Webber and Bencomo are instrumental in leading city-sponsored GBI projects in Santa Fe and Las Cruces.

“We’ve long known cash assistance is one of the best ways to both help working families who are struggling and to boost the economy, as the money is spent quickly and locally. Guaranteed Basic Income programs that have been tried elsewhere have shown how well this approach works. These programs create stability for families, which allows them to plan for the future and pursue better employment opportunities. We look forward to having the data from this project so we can learn how this valuable tool can help move New Mexico families and communities toward a brighter future,” said Amber Wallin, Executive Director of New Mexico Voices for Children

“Low-wage immigrant workers, despite being essential to key industries in New Mexico’s economy, are often left behind in safety net and economic development policies,” said Marcela Díaz, Executive Director of Somos Un Pueblo Unido. “The outcomes of this pilot will help us drive home the need for more inclusive cash assistance to benefit the health and long-term economic prospects of entire communities.”

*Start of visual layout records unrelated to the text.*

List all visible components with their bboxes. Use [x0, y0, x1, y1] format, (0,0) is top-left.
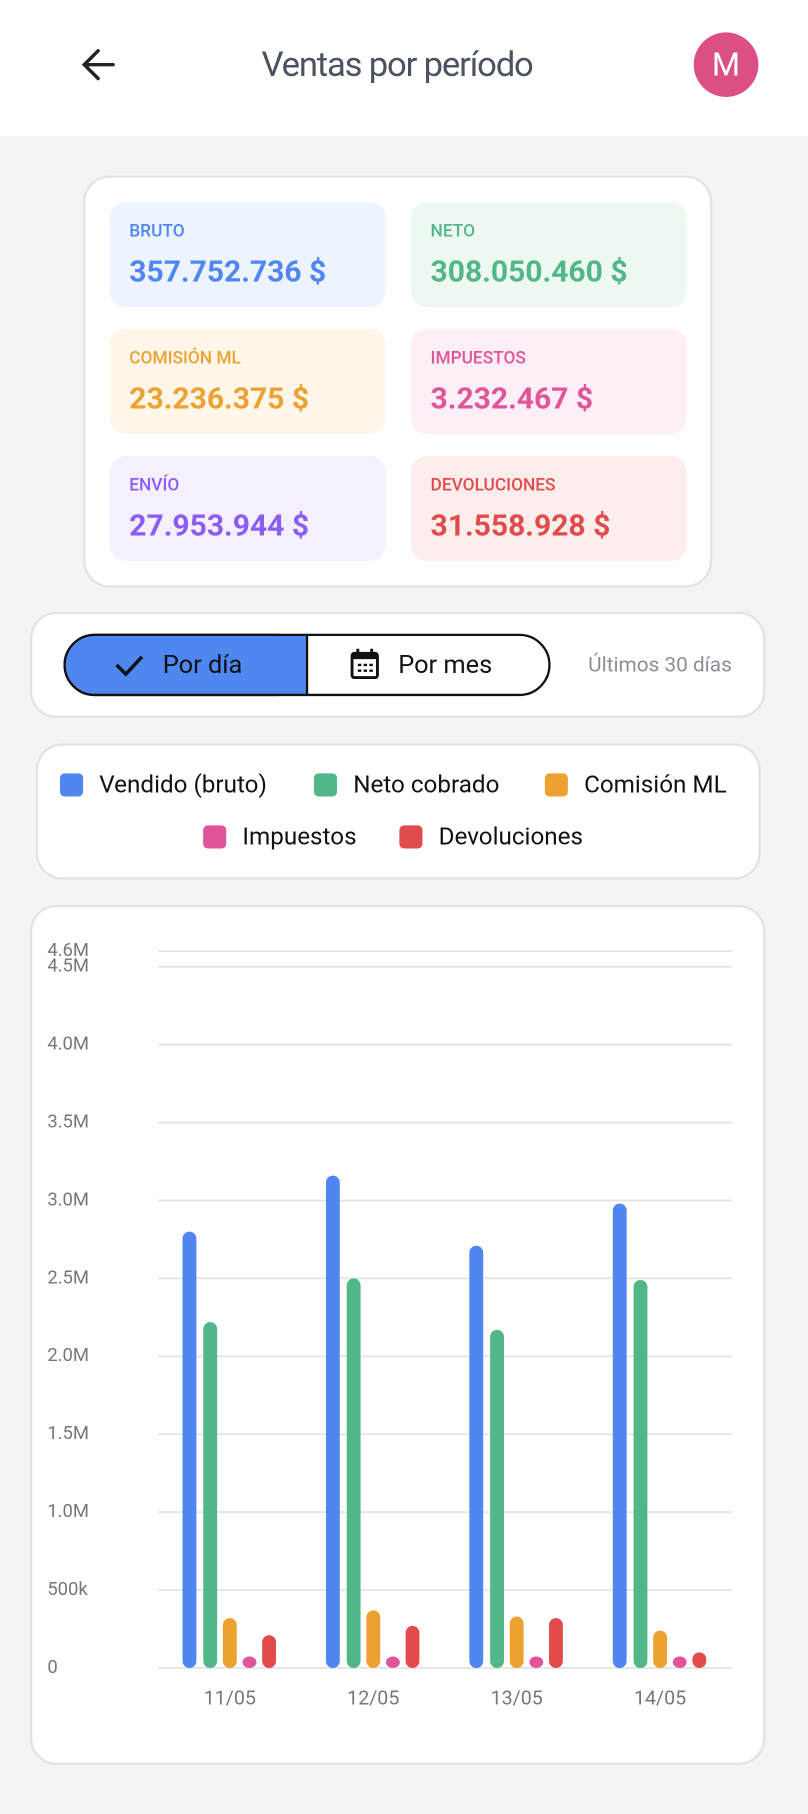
- y-tick-label: 4.6M: [47, 939, 89, 961]
- summary-value: 23.236.375 $: [129, 381, 309, 416]
- y-tick-label: 3.0M: [47, 1188, 89, 1210]
- legend-swatch: [544, 773, 568, 797]
- bar: [325, 1175, 340, 1668]
- summary-label: COMISIÓN ML: [129, 349, 241, 369]
- by-day-fill: [64, 634, 308, 695]
- summary-label: IMPUESTOS: [431, 349, 526, 369]
- summary-label: NETO: [431, 222, 476, 242]
- legend-label: Vendido (bruto): [99, 771, 267, 799]
- bar: [366, 1610, 381, 1668]
- bar: [633, 1279, 648, 1668]
- avatar-initial: M: [712, 46, 740, 84]
- app-bar: [0, 0, 808, 137]
- bar: [222, 1618, 237, 1668]
- avatar[interactable]: [693, 32, 759, 97]
- legend-label: Comisión ML: [584, 771, 727, 799]
- bar: [203, 1322, 218, 1668]
- bar: [182, 1231, 197, 1668]
- summary-value: 31.558.928 $: [431, 508, 611, 543]
- legend-swatch: [203, 825, 227, 849]
- y-tick-label: 3.5M: [47, 1110, 89, 1132]
- bar: [653, 1630, 668, 1668]
- bar: [509, 1616, 524, 1668]
- by-month-label: Por mes: [398, 650, 492, 680]
- summary-tile: [410, 202, 687, 308]
- y-tick-label: 0: [47, 1656, 57, 1678]
- summary-tile: [109, 329, 386, 435]
- summary-label: DEVOLUCIONES: [431, 476, 556, 496]
- legend-swatch: [60, 773, 84, 797]
- bar: [672, 1656, 687, 1668]
- bar: [405, 1625, 420, 1668]
- x-tick-label: 13/05: [491, 1686, 543, 1709]
- legend-card: [35, 743, 761, 880]
- by-day-label: Por día: [163, 650, 243, 680]
- y-tick-label: 1.5M: [47, 1422, 89, 1444]
- bar: [692, 1652, 707, 1668]
- summary-value: 308.050.460 $: [431, 255, 628, 290]
- legend-swatch: [399, 825, 423, 849]
- bar: [469, 1245, 484, 1668]
- x-tick-label: 14/05: [634, 1686, 686, 1709]
- bar: [529, 1656, 544, 1668]
- y-tick-label: 4.5M: [47, 955, 89, 977]
- bar: [262, 1635, 277, 1668]
- bar: [242, 1656, 257, 1668]
- legend-label: Devoluciones: [439, 822, 583, 850]
- summary-tile: [410, 329, 687, 435]
- summary-value: 27.953.944 $: [129, 508, 309, 543]
- bar: [612, 1203, 627, 1668]
- x-tick-label: 12/05: [347, 1686, 399, 1709]
- bar: [549, 1618, 563, 1668]
- y-tick-label: 4.0M: [47, 1033, 89, 1055]
- calendar-icon: [350, 648, 379, 680]
- y-tick-label: 2.0M: [47, 1344, 89, 1366]
- summary-tile: [109, 202, 386, 308]
- back-button[interactable]: [81, 49, 115, 81]
- by-month-button[interactable]: [307, 634, 550, 695]
- page-title: Ventas por período: [262, 45, 534, 85]
- x-tick-label: 11/05: [204, 1686, 256, 1709]
- y-tick-label: 2.5M: [47, 1266, 89, 1288]
- summary-value: 3.232.467 $: [431, 381, 594, 416]
- legend-label: Impuestos: [242, 822, 356, 850]
- y-tick-label: 1.0M: [47, 1500, 89, 1522]
- summary-value: 357.752.736 $: [129, 255, 326, 290]
- summary-tile: [109, 455, 386, 562]
- bar: [346, 1278, 361, 1668]
- summary-tile: [410, 455, 687, 562]
- summary-label: BRUTO: [129, 222, 184, 242]
- bar: [490, 1329, 504, 1668]
- summary-label: ENVÍO: [129, 476, 179, 496]
- range-label: Últimos 30 días: [588, 653, 732, 678]
- y-tick-label: 500k: [47, 1578, 88, 1600]
- bar: [385, 1656, 400, 1668]
- check-icon: [115, 655, 144, 677]
- legend-swatch: [313, 773, 338, 797]
- legend-label: Neto cobrado: [353, 771, 499, 799]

“Our economic relief programs and our GBI pilot study set the foundation for future policy making with long-term impacts through systemic changes aimed at more inclusive, just and equitable economic and tax reform,” said Marian Méndez Cera, Worker Justice Organizer with El CENTRO de Igualdad y Derechos. “Cash is one of the most direct and effective ways to provide financial stability to our communities, and it is time to change historically racist and xenophobic exclusions of low-wage immigrant workers and mixed status families who contribute to the economy as essential workers, small business owners, and tax-payers.”

The ERWG is made up of Somos Un Pueblo Unido, EL CENTRO de Igualdad y Derechos, NM Voices for Children, NM CAFé, and Partnership for Community Action. Together, with UpTogether, these groups have advocated for and helped design local and state cash transfer programs for New Mexicans financially devastated by the COVID-19 pandemic, reaching 25,000 immigrant and very-low income families with about $25 million in relief.